During my last evening at Dzogchen Beara, a group of us journeyed into town for an evening of music at the local pub.  Sitting at a street side table with the cool ocean breeze nipping at our shoulders—it’s Saturday night and the whole town, people of all ages, are out to relax and socialize—my international Buddhist friends broached the topic of religion in America.  Dubliner Edward observed that Americans seem to be more religious than Europeans, who retain a post-Enlightenment skepticism about religious dogma and the intolerance it can foster.  Perhaps it is this skepticism that makes Buddhism, with its pacifist and non-theistic stance, an appealing alternative for Europeans to the religious traditions of the West.

And what of religion in Ireland today? Although religious matters suffuse the tempest of Irish history, many 20th century Irish writers, most notably James Joyce and Edna O’Brien, have written about the oppressive nature of Irish Catholicism and searched for possible alternatives.  Both seem to be asking, can you be Irish and neither Catholic nor Protestant?  Is there another alternative?
My sense of things is that, despite Ireland’s legendary Celtic past and its staunchly Catholic identity, these days many Irish people, like Joyce and O’Brien, are skeptical, if not downright cynical, about religion.  Even people who drop into Church every now and then for good measure, don’t find much that’s “deep and meaningful,” especially among the younger generation.  Of course, that’s not always the case, as my friend who walked the pilgrimage route of Santiago de Compostela could attest.  Traversing the countryside, one sees endless ruins of ancient churches and monasteries, some lovingly restored and touted as tourist destinations, and many more slowly decaying in the middle of fields, but go to mass at a contemporary church and you’ll find it maybe a quarter full.  It makes me wonder whether religion, at least in the Christian sense, isn’t regarded as a relic of a violent and socially-repressive past that the Celtic Tiger is all too ready to leave behind.

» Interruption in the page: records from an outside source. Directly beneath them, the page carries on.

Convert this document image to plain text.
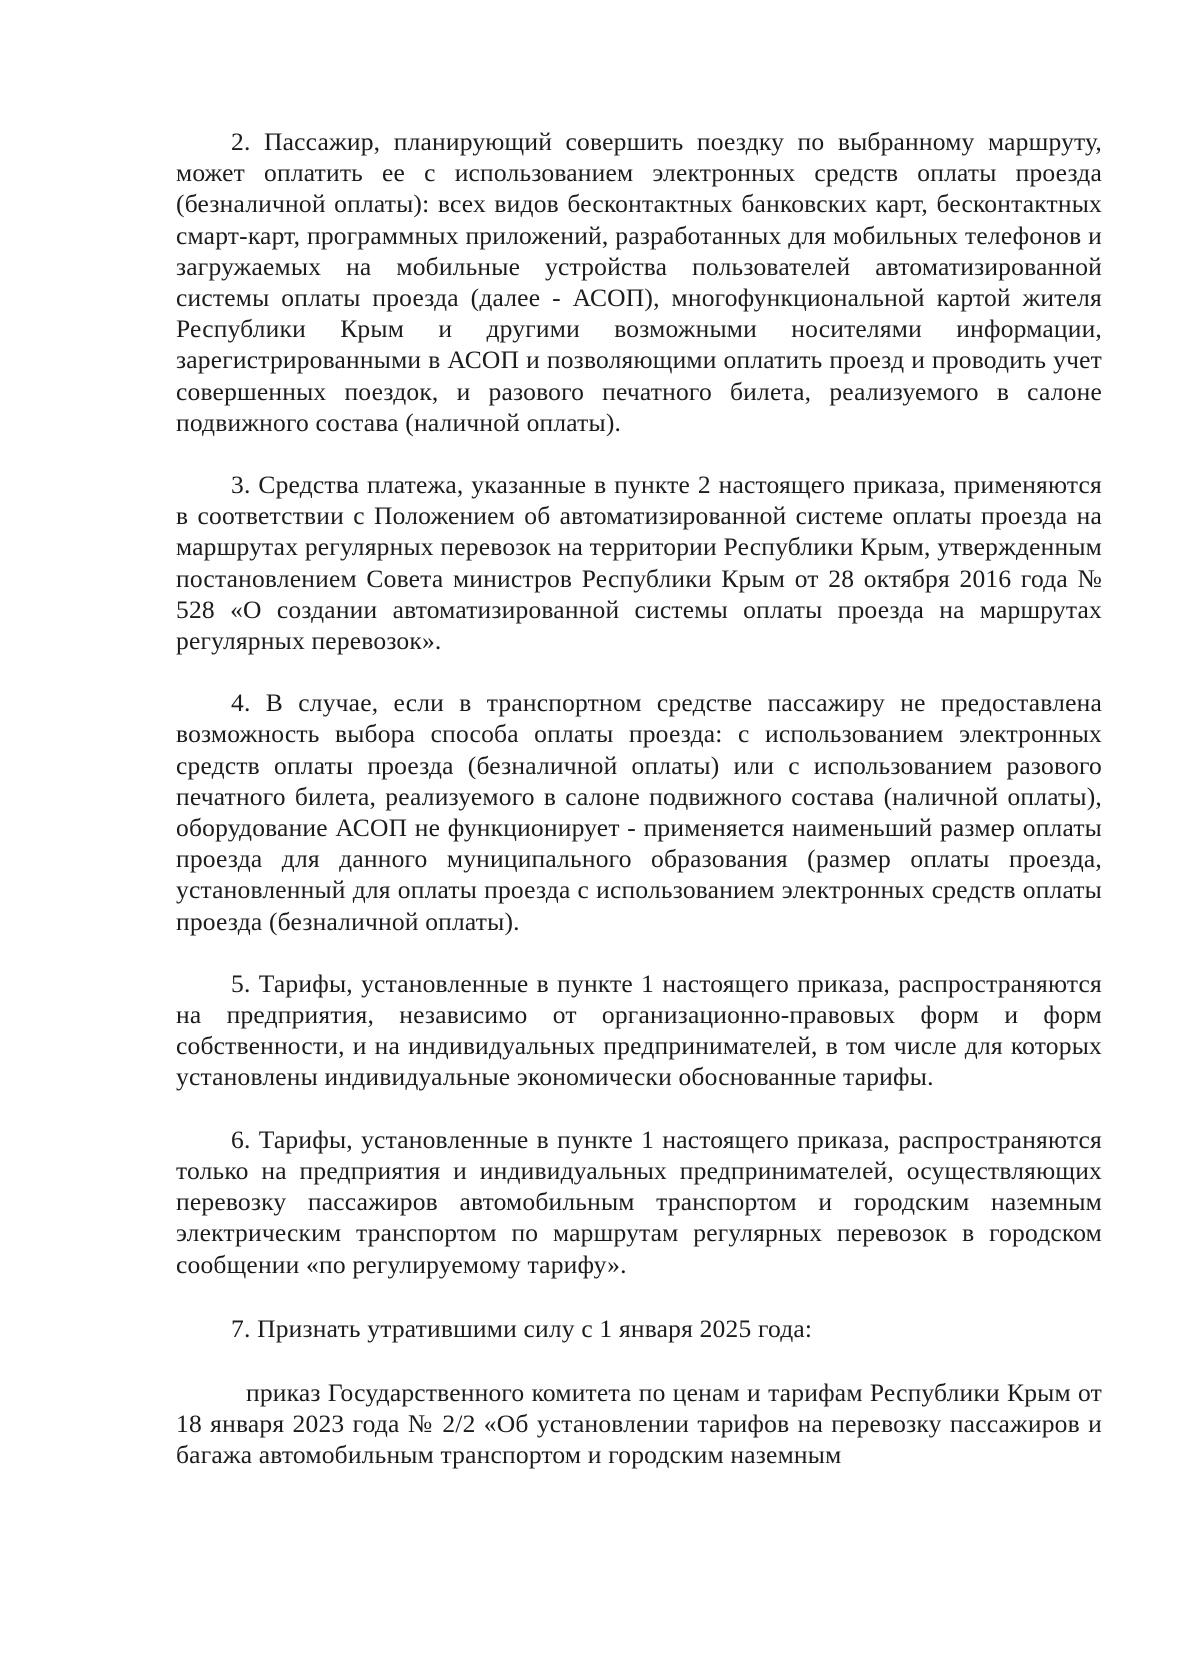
2. Пассажир, планирующий совершить поездку по выбранному маршруту, может оплатить ее с использованием электронных средств оплаты проезда (безналичной оплаты): всех видов бесконтактных банковских карт, бесконтактных смарт-карт, программных приложений, разработанных для мобильных телефонов и загружаемых на мобильные устройства пользователей автоматизированной системы оплаты проезда (далее - АСОП), многофункциональной картой жителя Республики Крым и другими возможными носителями информации, зарегистрированными в АСОП и позволяющими оплатить проезд и проводить учет совершенных поездок, и разового печатного билета, реализуемого в салоне подвижного состава (наличной оплаты).

3. Средства платежа, указанные в пункте 2 настоящего приказа, применяются в соответствии с Положением об автоматизированной системе оплаты проезда на маршрутах регулярных перевозок на территории Республики Крым, утвержденным постановлением Совета министров Республики Крым от 28 октября 2016 года № 528 «О создании автоматизированной системы оплаты проезда на маршрутах регулярных перевозок».

4. В случае, если в транспортном средстве пассажиру не предоставлена возможность выбора способа оплаты проезда: с использованием электронных средств оплаты проезда (безналичной оплаты) или с использованием разового печатного билета, реализуемого в салоне подвижного состава (наличной оплаты), оборудование АСОП не функционирует - применяется наименьший размер оплаты проезда для данного муниципального образования (размер оплаты проезда, установленный для оплаты проезда с использованием электронных средств оплаты проезда (безналичной оплаты).

5. Тарифы, установленные в пункте 1 настоящего приказа, распространяются на предприятия, независимо от организационно-правовых форм и форм собственности, и на индивидуальных предпринимателей, в том числе для которых установлены индивидуальные экономически обоснованные тарифы.

6. Тарифы, установленные в пункте 1 настоящего приказа, распространяются только на предприятия и индивидуальных предпринимателей, осуществляющих перевозку пассажиров автомобильным транспортом и городским наземным электрическим транспортом по маршрутам регулярных перевозок в городском сообщении «по регулируемому тарифу».

7. Признать утратившими силу с 1 января 2025 года:

приказ Государственного комитета по ценам и тарифам Республики Крым от 18 января 2023 года № 2/2 «Об установлении тарифов на перевозку пассажиров и багажа автомобильным транспортом и городским наземным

And what of the ancient Celtic/Pagan tradition that’s so identified with Ireland in cultural imaginings?  Sure, you catch glimpses and hear whispers, especially in the odd women’s retreat advert promising a reawakening of feminine power and sexuality, but it’s not really a living, viable practice as far as I was able to observe.  What about alternative/Eastern religions?  Well, as in America, people are looking for an alternative way to connect with the spiritual without all the cultural and historical baggage of Christianity.  Yoga studios and Buddhist meditation centers are popping up all over Ireland, as a brief Google search will reveal.  And, as my experience at Dzogchen Beara attests, although they do not appear to be as ubiquitous or as mainstream as they are in America (at least, not just yet), some people claim that religion is dead, that it has no place in the contemporary world, and yet people are turning to various spiritual traditions (often not the ones with which they were raised) in record numbers, especially in the wake of 9/11, war, economic recession, and a general sense of disconnection and spiritual malaise.  If my time at Dzogchen Beara is any indication, spirituality still flows in Ireland, and indeed across the globe.  Though we may not immediately recognize it, religious traditions are crossing borders as quickly as any commodity, revealing the true depth of humanity’s interconnection.